A minoria rica e super-rica, quando tem a necessidade de um leito de UTI equipado com a mais alta tecnologia para enfrentar a gravidade da doença, não fica em fila de espera ou faz parte do protocolo de escolha de quem deve ou não ocupar o leito. Aliás, para a maioria, que só perde com essa crise pandêmica, a única opção é: FIQUE EM CASA, que é o mesmo que dizer MORRA EM CASA.

Não é custoso afirmar que dois tipos de categorias sociais não são afetados economicamente com a crise. Existem aqueles que são beneficiados, tendo como resultado o aumento da sua riqueza em pleno colapso. Vejamos o caso de Eric Yuan, fundador da empresa de videoconferência Zoom, que entrou na lista dos bilionários da revista Forbes. O negócio dele que valia cerca de 29 bilhões de dólares antes da pandemia, atualmente está valendo 44 bilhões, quase duplicando a sua fortuna.

Essa situação me fez recordar o aumento das riquezas de milionários e bilionários em plena crise de 2016 e 2017 no Brasil e em outros países. Segundo relatório da consultoria Capgemini que acompanha a riqueza mundial, em nosso país quando a quantidade de desempregados chegava a 14 milhões de pessoas, nós víamos o Brasil ganhar 7 mil novos milionários, com fortuna superior a US$ 1 milhão.

Para a Fundação Getúlio Vargas, no primeiro trimestre de 2018, os 20% mais pobres tiveram queda real de 5% na renda média mensal, enquanto os 20% mais ricos aumentaram a sua renda em 10,8%. Sergio Miguel Buarque, em reportagem escrita para o site Marco Zero descreveu essa situação: “O relatório da Oxfam traz informações mostrando que o nível de desigualdade no Brasil é intolerável.

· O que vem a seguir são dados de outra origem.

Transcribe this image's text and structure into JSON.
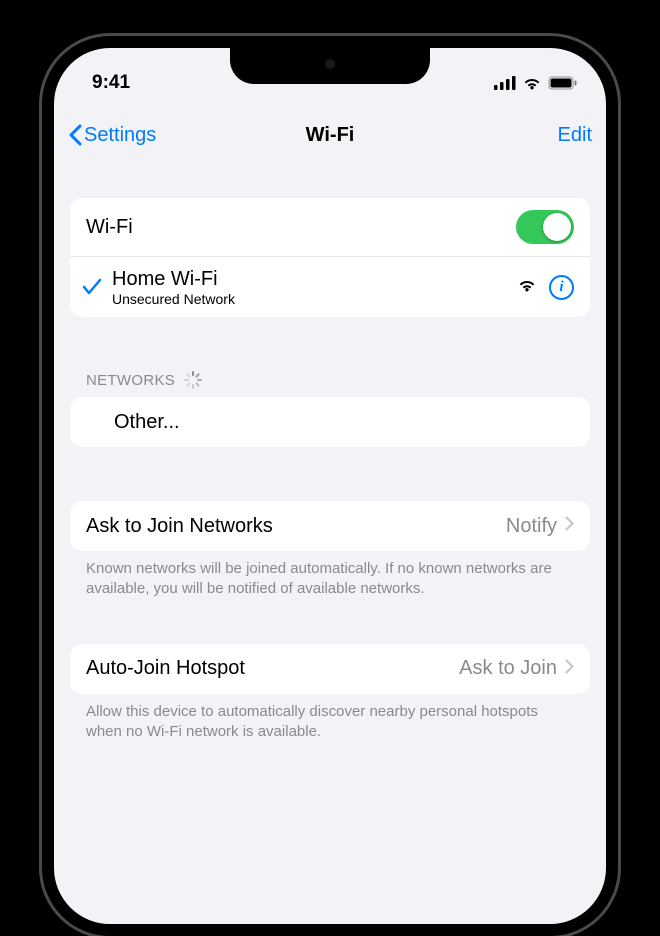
{
  "status": {
    "time": "9:41"
  },
  "nav": {
    "back_label": "Settings",
    "title": "Wi-Fi",
    "edit_label": "Edit"
  },
  "wifi": {
    "label": "Wi-Fi",
    "on": true
  },
  "current_network": {
    "name": "Home Wi-Fi",
    "subtitle": "Unsecured Network"
  },
  "networks_header": "NETWORKS",
  "other_label": "Other...",
  "ask_to_join": {
    "label": "Ask to Join Networks",
    "value": "Notify",
    "footer": "Known networks will be joined automatically. If no known networks are available, you will be notified of available networks."
  },
  "auto_join": {
    "label": "Auto-Join Hotspot",
    "value": "Ask to Join",
    "footer": "Allow this device to automatically discover nearby personal hotspots when no Wi-Fi network is available."
  }
}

Por aqui, ‘cinco bilionários têm patrimônio equivalente ao da metade mais pobre do país, chegando a R$ 549 bilhões em 2017 – um número 13% maior em relação ao ano anterior. Ao mesmo tempo, os 50% mais pobres do Brasil tiveram sua riqueza reduzida no mesmo período, de 2,7% para 2%’, denuncia o documento. Dessa forma, um brasileiro que ganha um salário mínimo precisaria trabalhar 19 anos para ganhar o mesmo que recebe, em um mês, uma pessoa enquadrada entre o 0,1% mais rico”.

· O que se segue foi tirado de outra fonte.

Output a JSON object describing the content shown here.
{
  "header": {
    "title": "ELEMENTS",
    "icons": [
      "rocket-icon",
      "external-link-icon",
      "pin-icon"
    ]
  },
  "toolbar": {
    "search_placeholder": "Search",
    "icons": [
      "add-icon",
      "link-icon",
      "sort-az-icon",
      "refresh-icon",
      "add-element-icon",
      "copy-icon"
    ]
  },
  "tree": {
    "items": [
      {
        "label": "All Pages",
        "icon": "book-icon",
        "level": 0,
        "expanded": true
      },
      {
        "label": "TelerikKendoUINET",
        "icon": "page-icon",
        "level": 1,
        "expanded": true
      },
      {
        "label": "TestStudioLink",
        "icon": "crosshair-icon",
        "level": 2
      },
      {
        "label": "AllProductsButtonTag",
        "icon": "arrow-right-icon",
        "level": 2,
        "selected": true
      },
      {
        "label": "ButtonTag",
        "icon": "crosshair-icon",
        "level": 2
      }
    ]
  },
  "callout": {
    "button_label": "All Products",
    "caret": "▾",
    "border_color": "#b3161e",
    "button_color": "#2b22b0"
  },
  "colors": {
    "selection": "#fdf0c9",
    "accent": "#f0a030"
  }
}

Segundo a Oxfam, instituição citada na reportagem mencionada acima, a concentração de riqueza se acentuou a tal ponto que em 2018, 26 bilionários tinham a mesma riqueza do que 3,8 bilhões de pessoas mais pobres do planeta. Só para lembrar: em 2017 eram 43 bilionários.

Em plena crise de 2017, a riqueza desse pessoal aumentou em 900 bilhões de dólares, enquanto a renda da metade mais pobre da população diminuiu em 11%. Aqui no Brasil, em 2017 tínhamos 2,5 milhões de pessoas vivendo com uma renda mensal de 47 reais. Repetindo: 47 reais por mês.

Então, por favor, não caiam no conto que todos perdem com a pandemia. Alguns ganham e ganham muito. A população mais pobre da humanidade paga um preço muito caro por essa desigualdade social. É essa população que vê seus entes queridos indo embora, morrendo a míngua, por falta de humanidade.

A narrativa do nivelamento de que todos perdem só corrobora com os índices de desigualdades sociais, que há décadas vêm aumentando. Os dados colocados neste texto comprovam esse disparate. A pandemia vai cada vez mais escancarar esses dados e mostrar quão cruel é esse desnível social.

As ajudas humanitárias e a solidariedade não vão resolver o problema da desigualdade. Vai chegar a hora que o cadarço do sapato também vai apertar para aquele grupo que nem ganha e nem perde. Será a vez do “salvem-se quem puder”.

O que vai acontecer depois da crise que estamos vivendo? O tempo é o senhor da razão!